Darndale is accessible by a roundabout exit from Malahide Road and the old Clonshaugh Road from the R139, and also via Greencastle Road. It is within 3 km of Dublin Airport.

It is served by Dublin Bus, routes 27, 27X, 27c.

==Today==
Darndale has a planned village centre that contains a newsagent's shop and off-licence, pharmacy and takeaway restaurant. Within the village centre is Darndale Belcamp Integrated Childcare Services (known locally as the Jigsaw Centre), one of the largest community childcare centres in Ireland, and an HSE Primary Care Unit, which provides a doctors surgery, baby nurse and community welfare support to the local community. No planning permission is applied or approved.

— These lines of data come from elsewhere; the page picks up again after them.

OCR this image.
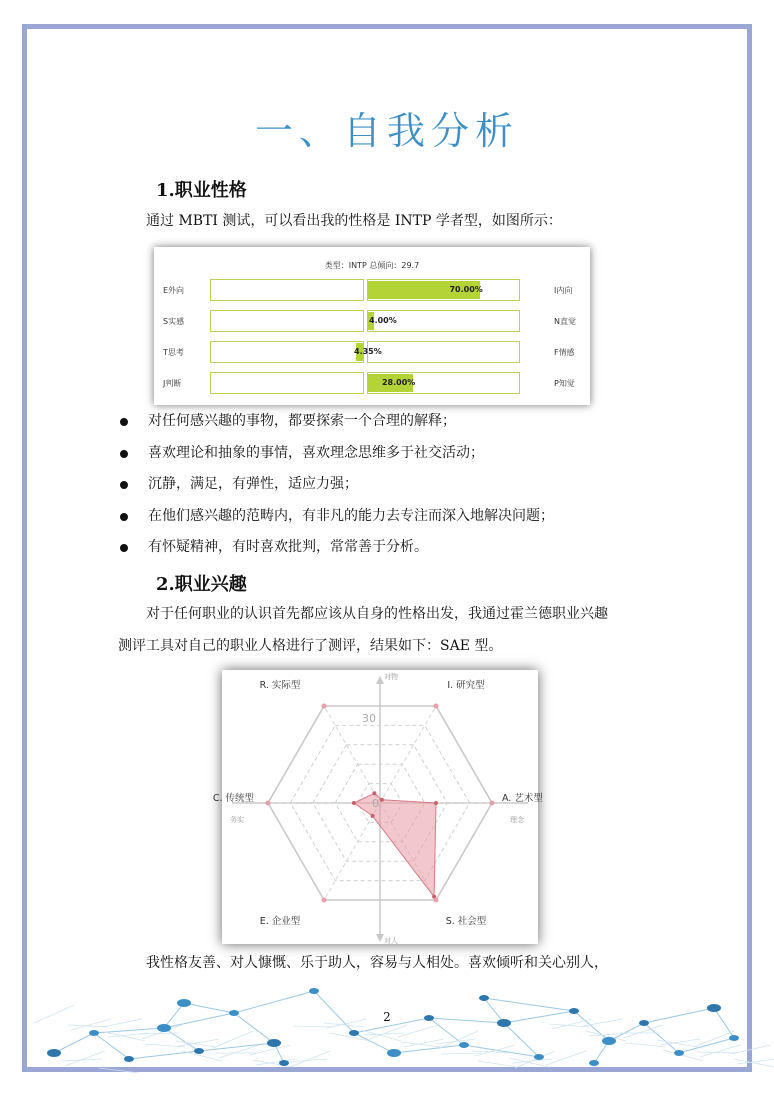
一、自我分析
1.职业性格
通过 MBTI 测试，可以看出我的性格是 INTP 学者型，如图所示：
类型：INTP 总倾向：29.7
E外向	I内向
70.00%
S实感	N直觉
4.00%
T思考	F情感
4.35%
J判断	P知觉
28.00%
对任何感兴趣的事物，都要探索一个合理的解释；
喜欢理论和抽象的事情，喜欢理念思维多于社交活动；
沉静，满足，有弹性，适应力强；
在他们感兴趣的范畴内，有非凡的能力去专注而深入地解决问题；
有怀疑精神，有时喜欢批判，常常善于分析。
2.职业兴趣
对于任何职业的认识首先都应该从自身的性格出发，我通过霍兰德职业兴趣
测评工具对自己的职业人格进行了测评，结果如下：SAE 型。
R. 实际型	I. 研究型
A. 艺术型
S. 社会型
E. 企业型
C. 传统型
对物
对人
务实	理念
30
0
我性格友善、对人慷慨、乐于助人，容易与人相处。喜欢倾听和关心别人，
2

The main building in the Darndale Belcamp Village Centre is the Bell Building, designed by Michael O'Shea, which is a unique and collective combination of integrated community services operating in and around a multipurpose building. The Bell Building provides many services to the local community, including adult education, youth training, information and support, older people support services, environmental programmes and administration and job-seeking services to the local community.

There is a large traveller community located close to Darndale, by the R139, and in a separate compound, Traveller school facilities. This site is mentioned in the song "Go, Move, Shift", written by Ewan MacColl and Christy Moore.

Immediately adjacent is the large Clare Hall Shopping Centre (anchored by Tesco Ireland), a Certa petrol station and a Hilton Hotel (the "Dublin Airport Hilton"). The area also has several other amenities, including an Odeon Cinema, Leisure Plex, several fast food restaurants, a community sports hall, a community gym and an industrial estate directly across from the main road into Darndale.

Since around 2004, Darndale has also had a substantial fishing pond located in the local park, built in cooperation with the Eastern Regional Fisheries Board. In 2011 this underwent a cleanup operation to remove a large amount of weed which had grown in the pond.

==Religion==
Darndale, along with the neighbouring Belcamp housing development, forms a parish in the Roman Catholic church. The parish is in the Fingal South East deanery of the Roman Catholic Archdiocese of Dublin.

==Approach and issues==
===Social housing concept===
Darndale was built as a social housing experiment consisting of low-rise, courtyard-based houses to encourage stronger community links in large, and largely resettled, communities. The idea of the "courts" was to create neighbourly bonds among the new residents. This idea of a communal space fostering community spirit was based on a large housing scheme called Cricketer's Way, located in Andover, Hampshire, England. This housing plan has not been repeated in Ireland since the construction of the Darndale estates.

===Social issues===
Problems involving the courts began to surface and some became centres of anti-social behaviour, with residents, spearheaded by Michael O'Shea, complaining to the local authority. Changes were made to the housing plan: laneways were closed and back gardens extended, and CCTV was installed in the estates.

In 1993, Martine Franck, a Magnum photographer and Henri Cartier-Bresson's second wife, did a project on Darndale, showing deprived children in their environment.

==Popular media==
In September 2014, a documentary series about the housing estate, named Darndale: The Edge of Town aired on TV3 and also in March 2015 it featured on 'The Benefits Estate' a reality documentary-series on Channel 5 in the UK.

The Irish crime film Cardboard Gangsters, 2017, was based in Darndale.

Darndale was also featured in an episode of the Dutch documentary series named Danny in de buitenwijken (airing on NPO 3 in 2018), where Danny Ghosen visits "deprived areas" of several big European cities. In the Dublin episode, he visits several northern suburbs of Dublin, including Darndale.